The Week in Vis: Week 04 (Sep 26-30)
This week, we’ll learn about encodings the way we map data to things we see. Encodings give the basics building blocks that we build visualizations from. The key idea is that rather than thinking about chart types, we think about them in terms of building blocks. That way we don’t need to learn zillions of chart types… we learn a few basic building blocks that we can assemble into charts as needed. An advantage to this approach: it lets us reason about why we might make certain choices.
- The Week in Vis: Week 04 (Sep 26-30)
- Class: Lecture: Abstraction (Mon, Sep 26)
- Class: ICE: Basic Visualziations and Critiques (Wed, Sep 28)
- Readings 04: Encoding
- Online Discussion 04 (due Tue, Sep 27)
- Design Exercise 2: Critique Practice (Tue, Sep 27)
- Seek and Find 04 (due Fri, Sep 30)
- End of Week Survey 04 (due Fri, Sep 30)

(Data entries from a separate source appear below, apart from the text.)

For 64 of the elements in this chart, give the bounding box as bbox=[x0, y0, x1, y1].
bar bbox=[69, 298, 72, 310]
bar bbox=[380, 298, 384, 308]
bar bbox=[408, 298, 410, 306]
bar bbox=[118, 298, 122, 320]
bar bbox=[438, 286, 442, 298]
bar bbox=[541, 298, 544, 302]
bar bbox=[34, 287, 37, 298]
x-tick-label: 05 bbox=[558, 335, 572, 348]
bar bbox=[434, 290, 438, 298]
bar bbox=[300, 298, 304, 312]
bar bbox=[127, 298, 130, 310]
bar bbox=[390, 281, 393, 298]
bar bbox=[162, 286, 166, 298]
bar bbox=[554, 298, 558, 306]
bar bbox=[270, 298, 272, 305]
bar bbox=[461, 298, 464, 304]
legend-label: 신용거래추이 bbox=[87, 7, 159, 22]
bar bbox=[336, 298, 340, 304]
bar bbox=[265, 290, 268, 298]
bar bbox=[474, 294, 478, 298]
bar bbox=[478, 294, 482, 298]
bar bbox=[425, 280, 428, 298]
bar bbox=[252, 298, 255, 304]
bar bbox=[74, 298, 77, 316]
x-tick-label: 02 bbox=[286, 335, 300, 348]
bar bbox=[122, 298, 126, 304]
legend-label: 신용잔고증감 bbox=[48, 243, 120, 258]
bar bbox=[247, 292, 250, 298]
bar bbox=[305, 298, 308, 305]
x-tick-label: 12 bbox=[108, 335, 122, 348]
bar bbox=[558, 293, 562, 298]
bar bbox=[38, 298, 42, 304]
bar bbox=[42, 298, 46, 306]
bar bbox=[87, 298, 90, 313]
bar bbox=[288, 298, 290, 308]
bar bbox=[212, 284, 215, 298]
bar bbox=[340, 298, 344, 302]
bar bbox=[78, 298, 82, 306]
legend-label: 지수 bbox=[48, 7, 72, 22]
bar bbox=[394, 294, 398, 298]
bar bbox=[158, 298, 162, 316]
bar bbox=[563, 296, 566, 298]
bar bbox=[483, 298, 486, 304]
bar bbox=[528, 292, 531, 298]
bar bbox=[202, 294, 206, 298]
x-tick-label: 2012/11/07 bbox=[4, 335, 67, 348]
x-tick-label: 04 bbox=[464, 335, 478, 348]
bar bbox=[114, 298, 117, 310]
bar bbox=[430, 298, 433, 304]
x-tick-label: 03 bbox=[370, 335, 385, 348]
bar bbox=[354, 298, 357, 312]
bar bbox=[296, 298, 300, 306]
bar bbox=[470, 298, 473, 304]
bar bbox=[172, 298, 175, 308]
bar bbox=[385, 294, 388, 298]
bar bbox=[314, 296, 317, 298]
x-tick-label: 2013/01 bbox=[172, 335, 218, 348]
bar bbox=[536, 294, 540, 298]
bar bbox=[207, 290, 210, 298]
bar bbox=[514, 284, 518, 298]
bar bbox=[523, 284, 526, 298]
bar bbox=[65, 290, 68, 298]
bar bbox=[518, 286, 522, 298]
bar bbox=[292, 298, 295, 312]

- Design Exercise 3: A Design Problem (Tue, Oct 4)
This is a pretty “normal” week - design exercise due, lectures, readings, discussion, seek and find.

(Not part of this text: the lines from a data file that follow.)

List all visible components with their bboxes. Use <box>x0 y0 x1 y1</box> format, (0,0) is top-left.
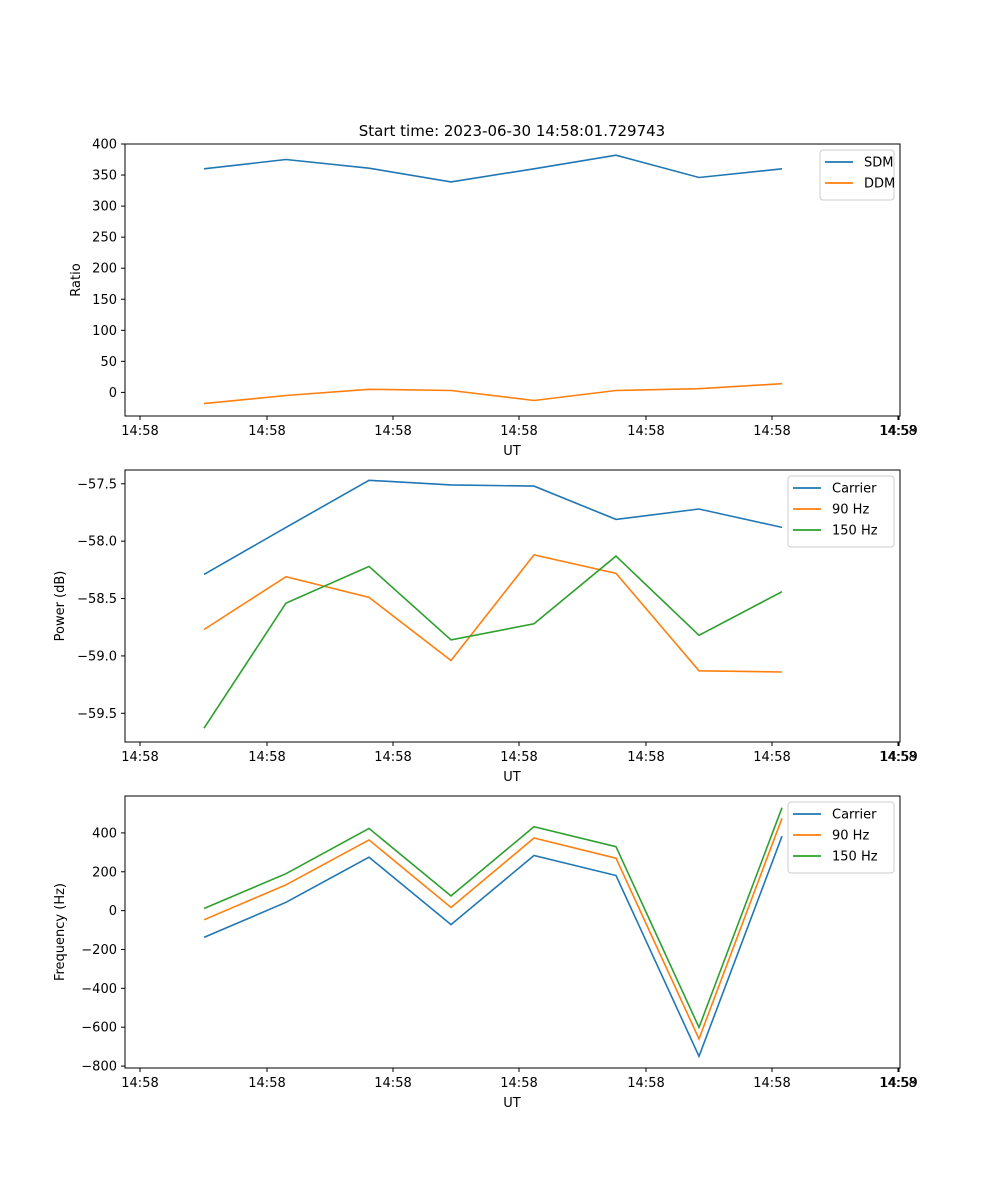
figure-title: Start time: 2023-06-30 14:58:01.729743 <box>359 122 665 140</box>
legend-label: 150 Hz <box>832 524 878 539</box>
x-tick-label: 14:58 <box>500 1076 537 1091</box>
y-tick-label: 300 <box>92 200 117 215</box>
x-tick-label: 14:58 <box>121 750 158 765</box>
axes-frame <box>124 469 901 743</box>
x-tick-label: 14:58 <box>500 750 537 765</box>
chart-panel-2: −59.5 −59.0 −58.5 −58.0 −57.5 14:58 14:58 14:58… <box>53 469 918 785</box>
legend-label: DDM <box>864 177 895 192</box>
x-tick-label: 14:58 <box>248 1076 285 1091</box>
series-line-150-hz <box>203 555 783 729</box>
x-tick-label: 14:58 <box>753 750 790 765</box>
x-tick-label: 14:58 <box>374 1076 411 1091</box>
x-tick-label: 14:58 <box>879 424 916 439</box>
x-tick-label: 14:58 <box>879 750 916 765</box>
legend: Carrier 90 Hz 150 Hz <box>787 475 895 548</box>
x-tick-label: 14:58 <box>627 424 664 439</box>
y-tick-label: −58.0 <box>77 535 117 550</box>
y-tick-label: −600 <box>81 1021 117 1036</box>
x-tick-label: 14:58 <box>753 424 790 439</box>
y-tick-label: −400 <box>81 982 117 997</box>
legend: SDM DDM <box>819 149 895 201</box>
y-tick-label: 200 <box>92 865 117 880</box>
series-line-carrier <box>203 479 783 576</box>
y-axis-label: Power (dB) <box>53 571 68 642</box>
y-tick-label: −800 <box>81 1060 117 1075</box>
y-tick-label: −59.5 <box>77 707 117 722</box>
y-tick-label: 400 <box>92 138 117 153</box>
legend: Carrier 90 Hz 150 Hz <box>787 801 895 874</box>
x-tick-label: 14:58 <box>627 1076 664 1091</box>
y-tick-label: −57.5 <box>77 477 117 492</box>
y-tick-label: 200 <box>92 262 117 277</box>
y-tick-label: 150 <box>92 293 117 308</box>
y-tick-label: 400 <box>92 826 117 841</box>
x-tick-label: 14:58 <box>248 424 285 439</box>
x-tick-label: 14:58 <box>879 1076 916 1091</box>
x-tick-label: 14:58 <box>374 750 411 765</box>
legend-label: 90 Hz <box>832 829 869 844</box>
legend-label: Carrier <box>832 482 877 497</box>
x-tick-label: 14:58 <box>753 1076 790 1091</box>
axes-frame <box>124 143 901 417</box>
x-tick-label: 14:59 <box>880 424 917 439</box>
x-tick-label: 14:58 <box>500 424 537 439</box>
x-axis-label: UT <box>503 444 521 459</box>
legend-label: 90 Hz <box>832 503 869 518</box>
y-tick-label: 0 <box>109 904 117 919</box>
axes-frame <box>124 795 901 1069</box>
x-tick-label: 14:58 <box>121 1076 158 1091</box>
y-axis-label: Frequency (Hz) <box>53 883 68 981</box>
series-line-90-hz <box>203 554 783 673</box>
legend-label: Carrier <box>832 808 877 823</box>
y-tick-label: −59.0 <box>77 649 117 664</box>
x-tick-label: 14:59 <box>880 1076 917 1091</box>
y-tick-label: −58.5 <box>77 592 117 607</box>
x-tick-label: 14:58 <box>121 424 158 439</box>
x-axis-label: UT <box>503 1096 521 1111</box>
y-tick-label: 100 <box>92 324 117 339</box>
y-tick-label: −200 <box>81 943 117 958</box>
x-tick-label: 14:58 <box>374 424 411 439</box>
series-line-carrier <box>203 835 783 1059</box>
y-tick-label: 50 <box>100 355 117 370</box>
y-tick-label: 250 <box>92 231 117 246</box>
x-tick-label: 14:58 <box>248 750 285 765</box>
x-tick-label: 14:59 <box>880 750 917 765</box>
legend-label: SDM <box>864 156 893 171</box>
series-line-sdm <box>203 154 783 183</box>
series-line-90-hz <box>203 818 783 1041</box>
y-axis-label: Ratio <box>69 263 84 296</box>
series-line-150-hz <box>203 807 783 1030</box>
x-tick-label: 14:58 <box>627 750 664 765</box>
legend-label: 150 Hz <box>832 850 878 865</box>
y-tick-label: 350 <box>92 169 117 184</box>
x-axis-label: UT <box>503 770 521 785</box>
series-line-ddm <box>203 382 783 405</box>
y-tick-label: 0 <box>109 386 117 401</box>
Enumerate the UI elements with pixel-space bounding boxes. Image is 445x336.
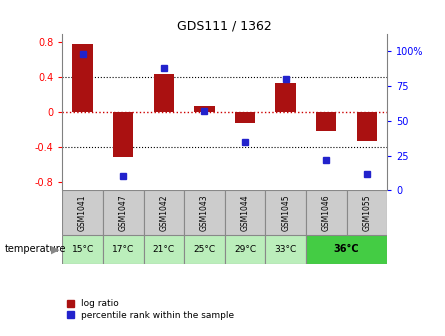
Bar [265,191,306,235]
Text: GSM1045: GSM1045 [281,195,290,231]
Text: GSM1043: GSM1043 [200,195,209,231]
Bar [143,235,184,264]
Bar [154,74,174,112]
Text: 33°C: 33°C [275,245,297,254]
Bar [62,235,103,264]
Text: 21°C: 21°C [153,245,175,254]
Bar [103,191,143,235]
Bar [113,112,134,157]
Bar [225,191,265,235]
Text: GSM1044: GSM1044 [241,195,250,231]
Text: 15°C: 15°C [72,245,94,254]
Text: GSM1055: GSM1055 [362,195,371,231]
Title: GDS111 / 1362: GDS111 / 1362 [178,19,272,33]
Bar [306,191,347,235]
Bar [184,191,225,235]
Bar [306,235,387,264]
Bar [143,191,184,235]
Bar [265,235,306,264]
Bar [347,191,387,235]
Bar [225,235,265,264]
Text: 36°C: 36°C [334,245,360,254]
Bar [357,112,377,141]
Bar [62,191,103,235]
Text: GSM1041: GSM1041 [78,195,87,231]
Text: ▶: ▶ [51,245,60,254]
Text: 25°C: 25°C [194,245,215,254]
Bar [316,112,336,131]
Bar [103,235,143,264]
Bar [194,106,214,112]
Legend: log ratio, percentile rank within the sample: log ratio, percentile rank within the sa… [67,299,235,320]
Bar [184,235,225,264]
Text: 17°C: 17°C [112,245,134,254]
Text: GSM1042: GSM1042 [159,195,168,231]
Text: temperature: temperature [4,245,66,254]
Bar [275,83,296,112]
Bar [235,112,255,123]
Bar [73,44,93,112]
Text: GSM1047: GSM1047 [119,195,128,231]
Text: 29°C: 29°C [234,245,256,254]
Text: GSM1046: GSM1046 [322,195,331,231]
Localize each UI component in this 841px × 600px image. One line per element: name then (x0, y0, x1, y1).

The topic of encodings will hopefully help a lot of things come together - we’ll see how the charts we’re so used to looking at (like bar charts and line charts) can be viewed as being built of smaller pieces. We’ll do some design exercises in class to help us explore how these mappings can be altered.
This week, we’ll have the lecture first, and then apply what we learned in lecture in an in-class exercise on Wednesday. You’ll also get to do some actual visualization design in a design exercise soon: the first ones are more practice with thinking about questions visualizations can answer (last week), critique practice (Design Exercise 2: Critique Practice this week). Next week, you’ll design something (if you want to look ahead at Design Exercise 3: A Design Problem due Oct 4, it is there - but it might be easier to do after you’ve learned about encodings).

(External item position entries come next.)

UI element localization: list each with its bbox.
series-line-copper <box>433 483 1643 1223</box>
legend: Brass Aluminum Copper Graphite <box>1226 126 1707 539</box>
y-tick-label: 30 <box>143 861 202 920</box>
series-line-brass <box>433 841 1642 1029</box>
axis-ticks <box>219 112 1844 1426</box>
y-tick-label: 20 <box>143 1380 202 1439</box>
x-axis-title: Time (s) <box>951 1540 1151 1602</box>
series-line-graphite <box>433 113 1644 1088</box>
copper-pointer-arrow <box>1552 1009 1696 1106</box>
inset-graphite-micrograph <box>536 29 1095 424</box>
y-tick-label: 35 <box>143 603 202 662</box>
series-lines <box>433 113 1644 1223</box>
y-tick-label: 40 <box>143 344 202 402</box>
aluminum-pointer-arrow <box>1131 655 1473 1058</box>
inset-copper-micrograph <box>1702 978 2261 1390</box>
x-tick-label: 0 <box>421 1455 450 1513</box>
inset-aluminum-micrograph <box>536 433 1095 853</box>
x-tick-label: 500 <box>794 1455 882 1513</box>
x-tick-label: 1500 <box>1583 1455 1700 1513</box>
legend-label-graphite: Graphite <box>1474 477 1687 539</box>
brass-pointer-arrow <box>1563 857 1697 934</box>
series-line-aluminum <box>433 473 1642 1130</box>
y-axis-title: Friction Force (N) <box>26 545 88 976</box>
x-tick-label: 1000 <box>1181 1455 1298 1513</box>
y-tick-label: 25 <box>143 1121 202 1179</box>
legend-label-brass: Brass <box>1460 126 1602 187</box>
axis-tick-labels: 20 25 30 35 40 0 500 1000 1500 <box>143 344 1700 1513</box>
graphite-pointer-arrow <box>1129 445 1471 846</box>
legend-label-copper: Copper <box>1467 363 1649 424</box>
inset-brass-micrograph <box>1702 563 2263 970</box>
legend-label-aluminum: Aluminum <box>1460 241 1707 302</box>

And if all this isn’t enough… we’re going to ask you to try using Tableau soon. See Tableau and watch for announcements.
With online discussions, seek and finds, and end-of-week surveys: we’re going to start to give you feedback on the earlier ones (yes, we’re behind - but are catching up). You might want to look at the feedback pages (Feedback) that explain what we were looking for, and give some examples of what good and bad answers look like.